Like many diabetes management apps, Glooko's enables patients to log food intake, medication adherence, and activity. The app also leverages a food database that has data on 200,000 foods to make it easier for users to track their carb intake. The application also shows glucose data in graphs based on time of day, day of week, and reading below, within or above targets, too.

With the new app Glooko sees its customer base evolving. As always it aims to serve people with diabetes and their care providers, but in conjunction with those care providers or separately, Glooko sees an opportunity to work with disease management entities who can act like coaches to Glooko users. The company won't comment on any particular deals yet, but it says one of its already announced provider customers, Scripps Health, is already using the Glooko platform to coach some of its patients.

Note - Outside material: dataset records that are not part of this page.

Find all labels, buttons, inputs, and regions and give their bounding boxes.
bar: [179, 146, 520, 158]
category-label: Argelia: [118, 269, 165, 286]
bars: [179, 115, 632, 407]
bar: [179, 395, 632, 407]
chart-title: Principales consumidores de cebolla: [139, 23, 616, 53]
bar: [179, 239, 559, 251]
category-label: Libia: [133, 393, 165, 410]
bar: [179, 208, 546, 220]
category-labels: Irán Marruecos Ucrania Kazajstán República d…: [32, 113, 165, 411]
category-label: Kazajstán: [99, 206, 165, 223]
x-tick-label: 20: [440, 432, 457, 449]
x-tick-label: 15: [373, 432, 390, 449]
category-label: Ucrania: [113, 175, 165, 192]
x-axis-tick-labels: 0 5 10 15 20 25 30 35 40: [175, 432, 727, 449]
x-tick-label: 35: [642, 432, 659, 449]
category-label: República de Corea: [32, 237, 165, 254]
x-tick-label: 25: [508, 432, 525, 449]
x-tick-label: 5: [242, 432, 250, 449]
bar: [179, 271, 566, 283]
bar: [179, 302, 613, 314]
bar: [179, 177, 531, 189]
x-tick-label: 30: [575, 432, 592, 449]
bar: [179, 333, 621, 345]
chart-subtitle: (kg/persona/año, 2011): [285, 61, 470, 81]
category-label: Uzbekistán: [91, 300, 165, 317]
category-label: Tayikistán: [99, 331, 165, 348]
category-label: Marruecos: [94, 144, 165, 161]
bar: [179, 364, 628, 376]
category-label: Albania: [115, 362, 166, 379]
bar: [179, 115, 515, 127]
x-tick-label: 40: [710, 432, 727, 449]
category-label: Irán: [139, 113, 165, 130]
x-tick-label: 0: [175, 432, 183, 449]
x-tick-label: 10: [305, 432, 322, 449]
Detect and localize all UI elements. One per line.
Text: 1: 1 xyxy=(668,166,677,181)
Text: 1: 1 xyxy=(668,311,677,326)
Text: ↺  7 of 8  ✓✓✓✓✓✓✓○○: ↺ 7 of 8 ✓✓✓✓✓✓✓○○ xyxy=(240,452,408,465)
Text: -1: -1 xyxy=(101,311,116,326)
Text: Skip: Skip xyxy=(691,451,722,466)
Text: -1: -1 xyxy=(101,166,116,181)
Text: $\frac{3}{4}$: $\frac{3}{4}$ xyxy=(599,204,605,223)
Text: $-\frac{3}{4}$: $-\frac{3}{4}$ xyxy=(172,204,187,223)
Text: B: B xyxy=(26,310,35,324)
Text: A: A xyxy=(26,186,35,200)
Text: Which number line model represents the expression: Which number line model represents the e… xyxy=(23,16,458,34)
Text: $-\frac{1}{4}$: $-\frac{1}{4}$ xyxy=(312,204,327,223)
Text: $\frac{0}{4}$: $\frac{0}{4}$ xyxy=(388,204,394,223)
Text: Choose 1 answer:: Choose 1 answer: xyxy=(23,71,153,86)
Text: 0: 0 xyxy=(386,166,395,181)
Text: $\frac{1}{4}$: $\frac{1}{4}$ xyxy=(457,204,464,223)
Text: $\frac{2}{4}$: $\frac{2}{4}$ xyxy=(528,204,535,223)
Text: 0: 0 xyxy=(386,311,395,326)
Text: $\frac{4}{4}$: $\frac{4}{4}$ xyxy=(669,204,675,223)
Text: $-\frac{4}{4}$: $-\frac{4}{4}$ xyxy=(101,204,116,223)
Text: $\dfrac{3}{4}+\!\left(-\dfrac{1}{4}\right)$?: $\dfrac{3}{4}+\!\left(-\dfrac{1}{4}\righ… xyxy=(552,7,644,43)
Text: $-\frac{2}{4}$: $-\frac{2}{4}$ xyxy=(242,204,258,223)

Altinger said healthcare providers can remotely monitor their patients' data as it updates and tell at a glance which of their patients had an event in the past two days, since those are the ones most likely to end up in the emergency rooms. Providers can then intervene at that moment or soon after instead of a month later during the next office visit. The provider might ring the patient up, find out they were unaware that the food they ate the night before was more carb heavy than they thought, and get a suggestion to leverage Glooko's food database to get a better sense of carbs in particular food.

Another example Altinger floated was a physician might be able to review patients' metrics for average glucose readings and look for those whose average BG has gone up by more than 10 percent in the past week. Maybe there was no single alarming event, but the average is trending up and providers might be able to check in sooner if they can monitor patients via Glooko, he said.

Altinger said Glooko is still working on a meter that connects to its supported meters on one end and has a Bluetooth-enabled dongle on the other, which connects wirelessly to the user's smartphone. That step would enable Glooko users to review their readings without pulling out a medical device that is plugged into their phone.

"We also hope to have an Android [version of Glooko] out by the end of July or August," Altinger said.